Hydrogen is a dream fuel that's a nightmare to make.
Most companies currently produce it by cracking methane molecules, a process that requires large amounts of energy and generates 9.3 kilograms of carbon dioxide for every kilogram of hydrogen. Cracking water molecules with electricity also consumes a lot of power. Transporting hydrogen, the smallest molecule out there, is also difficult.
Some researchers, though, believe that hydrogen could be economically generated through chemical catalysis and the latest one is AlumiFuel Power. AlumiFuel says it can generate 1,000 liters of hydrogen in 20 minutes by mixing water with two 32-ounce cans of aluminum powder and other additives. The reaction between the water and the aluminum and chemical powders creates the hydrogen. (Aluminum has a strong urge to react with oxygen, which is why aluminum powder gets used as an accelerant in rocket fuel.) Carbon dioxide does not get produced in the reaction.
AlumiFuel will begin delivering its PBIS-1000 generator to customers in early 2010.
The PBIS generator was originally created to inflate weather balloons, but the hydrogen can also be used in fuel cells, according to the company. As an added bonus, the cans of catalysts don't need to be pressurized and external power sources are not required to generate the reaction. That cuts down distribution headaches: cans of aluminum powders can be delivered to filling stations instead of raw hydrogen gas.
The catalyst crowd is small but determined.
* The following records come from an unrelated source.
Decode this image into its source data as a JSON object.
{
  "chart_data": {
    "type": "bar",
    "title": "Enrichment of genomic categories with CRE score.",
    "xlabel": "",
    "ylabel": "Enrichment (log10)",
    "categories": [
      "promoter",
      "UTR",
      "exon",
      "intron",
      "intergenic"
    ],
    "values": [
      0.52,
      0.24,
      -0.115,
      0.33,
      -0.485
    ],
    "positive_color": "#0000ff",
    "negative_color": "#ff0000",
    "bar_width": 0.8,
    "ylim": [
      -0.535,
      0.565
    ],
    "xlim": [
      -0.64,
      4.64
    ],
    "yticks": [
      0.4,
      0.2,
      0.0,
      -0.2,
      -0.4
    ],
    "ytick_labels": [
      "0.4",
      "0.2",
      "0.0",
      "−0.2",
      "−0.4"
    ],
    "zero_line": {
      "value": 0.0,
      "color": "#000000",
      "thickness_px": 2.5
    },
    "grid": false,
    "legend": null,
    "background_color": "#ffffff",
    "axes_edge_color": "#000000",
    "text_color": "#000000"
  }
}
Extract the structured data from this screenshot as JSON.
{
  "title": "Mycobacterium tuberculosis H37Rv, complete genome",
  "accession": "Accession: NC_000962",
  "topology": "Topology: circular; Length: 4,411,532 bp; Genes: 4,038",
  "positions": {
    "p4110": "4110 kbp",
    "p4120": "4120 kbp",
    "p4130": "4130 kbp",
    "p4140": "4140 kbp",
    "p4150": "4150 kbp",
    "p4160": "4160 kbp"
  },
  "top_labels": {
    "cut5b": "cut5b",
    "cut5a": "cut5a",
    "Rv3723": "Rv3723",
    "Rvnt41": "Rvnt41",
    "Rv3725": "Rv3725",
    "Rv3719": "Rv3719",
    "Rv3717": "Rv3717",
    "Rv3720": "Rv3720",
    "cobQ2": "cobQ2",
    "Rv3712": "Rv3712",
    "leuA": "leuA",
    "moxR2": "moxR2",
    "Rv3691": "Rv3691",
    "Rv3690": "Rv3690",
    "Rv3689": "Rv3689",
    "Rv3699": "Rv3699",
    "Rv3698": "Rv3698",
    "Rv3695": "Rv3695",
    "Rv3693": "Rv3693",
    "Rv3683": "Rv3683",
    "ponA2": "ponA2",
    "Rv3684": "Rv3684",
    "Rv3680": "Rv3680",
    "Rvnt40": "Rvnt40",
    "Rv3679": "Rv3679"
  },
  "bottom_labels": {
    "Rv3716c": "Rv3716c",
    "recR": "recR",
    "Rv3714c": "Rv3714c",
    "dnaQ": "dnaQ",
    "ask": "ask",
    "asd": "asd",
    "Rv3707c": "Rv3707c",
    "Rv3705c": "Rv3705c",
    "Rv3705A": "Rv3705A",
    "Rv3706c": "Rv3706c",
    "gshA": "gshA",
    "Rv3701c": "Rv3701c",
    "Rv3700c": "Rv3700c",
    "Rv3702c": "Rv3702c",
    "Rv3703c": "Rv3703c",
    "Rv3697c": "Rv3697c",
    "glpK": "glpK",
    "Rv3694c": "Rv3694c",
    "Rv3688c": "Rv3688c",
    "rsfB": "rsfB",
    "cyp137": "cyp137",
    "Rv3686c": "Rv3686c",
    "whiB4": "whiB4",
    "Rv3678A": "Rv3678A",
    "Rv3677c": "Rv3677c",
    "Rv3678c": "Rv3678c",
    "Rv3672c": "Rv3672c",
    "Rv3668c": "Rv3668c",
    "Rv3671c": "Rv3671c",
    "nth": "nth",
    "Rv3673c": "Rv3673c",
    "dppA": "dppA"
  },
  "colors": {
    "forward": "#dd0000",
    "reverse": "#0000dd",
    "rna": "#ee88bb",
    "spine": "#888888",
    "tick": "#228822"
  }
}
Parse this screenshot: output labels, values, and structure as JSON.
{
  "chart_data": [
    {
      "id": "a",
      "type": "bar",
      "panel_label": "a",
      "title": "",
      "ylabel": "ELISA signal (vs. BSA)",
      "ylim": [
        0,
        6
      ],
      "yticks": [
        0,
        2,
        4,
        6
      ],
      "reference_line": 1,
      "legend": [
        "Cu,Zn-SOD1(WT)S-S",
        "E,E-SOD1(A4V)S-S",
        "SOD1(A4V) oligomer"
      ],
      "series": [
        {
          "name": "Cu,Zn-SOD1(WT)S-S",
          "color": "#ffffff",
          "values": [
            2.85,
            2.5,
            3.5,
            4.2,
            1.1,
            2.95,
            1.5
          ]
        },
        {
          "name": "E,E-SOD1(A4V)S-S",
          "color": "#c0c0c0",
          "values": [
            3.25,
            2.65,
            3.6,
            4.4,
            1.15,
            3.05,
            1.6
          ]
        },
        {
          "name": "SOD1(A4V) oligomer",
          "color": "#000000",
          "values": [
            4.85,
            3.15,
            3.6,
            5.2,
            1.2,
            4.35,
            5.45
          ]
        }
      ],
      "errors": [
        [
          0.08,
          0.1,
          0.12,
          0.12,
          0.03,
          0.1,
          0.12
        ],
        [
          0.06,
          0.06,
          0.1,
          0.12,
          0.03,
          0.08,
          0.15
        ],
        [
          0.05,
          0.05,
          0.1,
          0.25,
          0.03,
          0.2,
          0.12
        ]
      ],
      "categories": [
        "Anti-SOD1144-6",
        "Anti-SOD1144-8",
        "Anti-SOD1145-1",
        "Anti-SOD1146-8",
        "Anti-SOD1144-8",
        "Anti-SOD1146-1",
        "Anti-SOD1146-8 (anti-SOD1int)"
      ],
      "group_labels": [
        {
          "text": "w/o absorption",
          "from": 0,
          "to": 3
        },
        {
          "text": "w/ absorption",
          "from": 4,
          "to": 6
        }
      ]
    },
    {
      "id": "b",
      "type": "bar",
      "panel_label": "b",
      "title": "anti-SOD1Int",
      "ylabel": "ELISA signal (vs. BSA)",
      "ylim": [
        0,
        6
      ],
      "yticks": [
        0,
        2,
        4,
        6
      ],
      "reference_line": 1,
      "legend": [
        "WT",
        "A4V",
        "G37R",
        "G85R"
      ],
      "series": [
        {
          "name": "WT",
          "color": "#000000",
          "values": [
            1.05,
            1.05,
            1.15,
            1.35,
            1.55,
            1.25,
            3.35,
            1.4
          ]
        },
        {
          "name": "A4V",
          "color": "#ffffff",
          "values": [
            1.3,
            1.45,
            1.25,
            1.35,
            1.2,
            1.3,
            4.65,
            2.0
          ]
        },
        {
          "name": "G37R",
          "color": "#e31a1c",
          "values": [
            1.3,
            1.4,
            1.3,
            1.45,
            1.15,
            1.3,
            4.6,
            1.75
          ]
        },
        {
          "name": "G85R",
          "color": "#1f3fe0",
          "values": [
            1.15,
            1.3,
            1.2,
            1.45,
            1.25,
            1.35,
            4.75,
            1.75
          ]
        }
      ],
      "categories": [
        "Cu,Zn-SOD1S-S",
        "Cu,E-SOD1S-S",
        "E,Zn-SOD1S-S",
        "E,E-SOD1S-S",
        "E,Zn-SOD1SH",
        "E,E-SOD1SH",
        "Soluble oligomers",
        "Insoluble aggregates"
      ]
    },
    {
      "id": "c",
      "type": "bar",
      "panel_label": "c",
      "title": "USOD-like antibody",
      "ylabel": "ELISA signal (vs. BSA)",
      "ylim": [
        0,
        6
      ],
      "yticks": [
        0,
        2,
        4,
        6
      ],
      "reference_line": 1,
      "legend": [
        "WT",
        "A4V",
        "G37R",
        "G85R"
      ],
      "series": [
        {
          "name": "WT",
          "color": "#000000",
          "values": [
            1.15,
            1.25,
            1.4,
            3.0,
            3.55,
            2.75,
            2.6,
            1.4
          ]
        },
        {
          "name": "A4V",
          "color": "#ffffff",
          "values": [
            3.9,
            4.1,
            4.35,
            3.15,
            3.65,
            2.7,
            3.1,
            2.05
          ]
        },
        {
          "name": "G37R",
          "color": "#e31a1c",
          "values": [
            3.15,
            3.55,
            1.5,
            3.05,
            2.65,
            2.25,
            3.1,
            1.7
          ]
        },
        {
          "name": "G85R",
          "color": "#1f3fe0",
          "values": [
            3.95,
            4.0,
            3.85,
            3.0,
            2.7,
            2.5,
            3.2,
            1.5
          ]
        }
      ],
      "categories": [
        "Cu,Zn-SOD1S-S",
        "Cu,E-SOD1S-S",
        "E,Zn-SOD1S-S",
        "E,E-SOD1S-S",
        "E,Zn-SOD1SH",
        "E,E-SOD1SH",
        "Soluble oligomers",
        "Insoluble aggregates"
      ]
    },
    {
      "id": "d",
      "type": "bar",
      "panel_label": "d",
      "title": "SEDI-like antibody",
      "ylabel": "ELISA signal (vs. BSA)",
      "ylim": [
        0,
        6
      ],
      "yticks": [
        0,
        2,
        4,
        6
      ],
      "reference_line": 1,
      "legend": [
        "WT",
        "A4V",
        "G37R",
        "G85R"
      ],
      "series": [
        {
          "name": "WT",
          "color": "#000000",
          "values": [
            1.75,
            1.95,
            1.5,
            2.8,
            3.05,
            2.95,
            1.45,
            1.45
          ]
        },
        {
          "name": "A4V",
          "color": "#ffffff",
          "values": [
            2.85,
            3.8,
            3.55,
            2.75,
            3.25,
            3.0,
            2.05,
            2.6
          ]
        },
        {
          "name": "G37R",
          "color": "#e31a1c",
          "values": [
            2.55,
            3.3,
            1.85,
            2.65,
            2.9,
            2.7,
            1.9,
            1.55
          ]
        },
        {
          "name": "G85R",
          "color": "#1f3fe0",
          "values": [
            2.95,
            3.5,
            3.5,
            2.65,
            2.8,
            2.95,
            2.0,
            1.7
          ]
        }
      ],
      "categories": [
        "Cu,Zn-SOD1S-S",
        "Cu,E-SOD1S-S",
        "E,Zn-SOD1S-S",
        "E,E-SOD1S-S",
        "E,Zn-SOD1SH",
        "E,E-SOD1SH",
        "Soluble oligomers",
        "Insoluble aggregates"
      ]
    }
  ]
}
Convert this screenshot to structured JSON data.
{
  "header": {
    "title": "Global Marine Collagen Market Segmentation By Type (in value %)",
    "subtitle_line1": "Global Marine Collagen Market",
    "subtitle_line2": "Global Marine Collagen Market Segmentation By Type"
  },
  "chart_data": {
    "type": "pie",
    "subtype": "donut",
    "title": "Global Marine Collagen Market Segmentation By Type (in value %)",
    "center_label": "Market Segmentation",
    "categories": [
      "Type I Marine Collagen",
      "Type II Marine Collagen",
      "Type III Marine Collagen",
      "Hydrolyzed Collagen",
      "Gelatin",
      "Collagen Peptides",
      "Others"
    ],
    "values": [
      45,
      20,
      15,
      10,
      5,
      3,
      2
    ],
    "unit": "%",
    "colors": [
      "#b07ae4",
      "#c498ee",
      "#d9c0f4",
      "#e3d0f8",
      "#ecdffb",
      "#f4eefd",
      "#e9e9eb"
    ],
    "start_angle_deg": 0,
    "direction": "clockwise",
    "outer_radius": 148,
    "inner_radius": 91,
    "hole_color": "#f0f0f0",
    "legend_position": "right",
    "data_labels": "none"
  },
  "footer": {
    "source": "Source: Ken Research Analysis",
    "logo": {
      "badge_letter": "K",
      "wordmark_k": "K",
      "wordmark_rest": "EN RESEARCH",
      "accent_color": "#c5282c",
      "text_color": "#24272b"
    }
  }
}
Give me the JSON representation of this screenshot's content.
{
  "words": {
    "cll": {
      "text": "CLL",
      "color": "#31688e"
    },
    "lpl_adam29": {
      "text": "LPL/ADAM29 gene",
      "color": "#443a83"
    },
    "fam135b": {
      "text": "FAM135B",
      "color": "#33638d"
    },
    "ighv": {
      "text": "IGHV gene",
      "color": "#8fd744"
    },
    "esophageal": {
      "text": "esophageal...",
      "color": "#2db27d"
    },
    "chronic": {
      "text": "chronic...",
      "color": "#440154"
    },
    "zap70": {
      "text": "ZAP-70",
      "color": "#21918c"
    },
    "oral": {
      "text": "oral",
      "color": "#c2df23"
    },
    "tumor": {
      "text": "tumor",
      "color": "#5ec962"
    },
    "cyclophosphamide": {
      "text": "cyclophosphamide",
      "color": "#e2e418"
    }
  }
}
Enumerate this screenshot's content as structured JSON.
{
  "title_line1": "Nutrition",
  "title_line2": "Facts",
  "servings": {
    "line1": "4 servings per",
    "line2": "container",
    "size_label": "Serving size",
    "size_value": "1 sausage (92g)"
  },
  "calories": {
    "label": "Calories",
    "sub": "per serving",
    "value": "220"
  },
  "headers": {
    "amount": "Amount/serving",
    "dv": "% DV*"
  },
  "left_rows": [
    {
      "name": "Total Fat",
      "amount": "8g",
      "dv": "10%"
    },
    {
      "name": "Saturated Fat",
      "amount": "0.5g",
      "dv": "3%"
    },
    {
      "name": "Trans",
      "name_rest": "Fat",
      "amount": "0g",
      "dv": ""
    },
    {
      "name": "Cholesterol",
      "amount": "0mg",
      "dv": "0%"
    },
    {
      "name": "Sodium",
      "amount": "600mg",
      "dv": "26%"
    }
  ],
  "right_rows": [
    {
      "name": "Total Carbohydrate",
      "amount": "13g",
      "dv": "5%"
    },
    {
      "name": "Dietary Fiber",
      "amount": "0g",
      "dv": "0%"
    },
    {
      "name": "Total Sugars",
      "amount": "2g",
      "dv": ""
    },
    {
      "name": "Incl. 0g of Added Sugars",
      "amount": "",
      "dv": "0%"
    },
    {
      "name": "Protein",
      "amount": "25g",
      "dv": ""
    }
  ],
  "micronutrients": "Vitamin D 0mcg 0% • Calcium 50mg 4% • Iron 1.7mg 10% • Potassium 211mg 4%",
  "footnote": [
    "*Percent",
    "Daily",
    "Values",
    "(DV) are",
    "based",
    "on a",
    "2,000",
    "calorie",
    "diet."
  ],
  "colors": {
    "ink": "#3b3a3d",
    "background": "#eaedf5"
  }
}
Purdue University professor Jerry Woodall has discovered a way to make hydrogen out of a reaction of water and an alloy of aluminum and gallium. Mixing water and pellets made up of the alloy in a tank can produce fuel for a small engine or a car. Woodall discovered the process in 1967 and started to move toward commercialization two years ago. Signa Chemistry has a hydrogen catalyst based around sodium. Other researchers have identified microbes that can produce hydrogen with sunlight and water. The downside: some species of bugs die in the presence of the oxygen. Oxygen, of course, gets released when water breaks down into hydrogen and oxygen.
Is it an uphill battle? Yes. Critics of government-funded initiatives often hold up he hydrogen car program sponsored by the Department of Energy as an example of why the government shouldn't get involved in sponsoring technologies.
"The present hydrogen fuel cells are losers," Nobel prize winner Burton Richter told us earlier this year and he provided a list of cogent, sound reasons.
The cost of generating hydrogen in mass production through catalysis also must be established. Woodall has said it could be competitive with $3 a gallon gas, but cheap hydrogen is a big part of his life's work.
Still, many car companies, particularly Toyota, still hold out the idea that hydrogen could play an essential role in transportation in the 2020s. That's further out that earlier estimates, but the technology is not simple and the potential benefits remain large. Fuel cell cars can be recharged in minutes (compared to hours for a battery-powered car) and the fuel cell stack weighs far less than a lithium ion battery pack, increasing range and performance.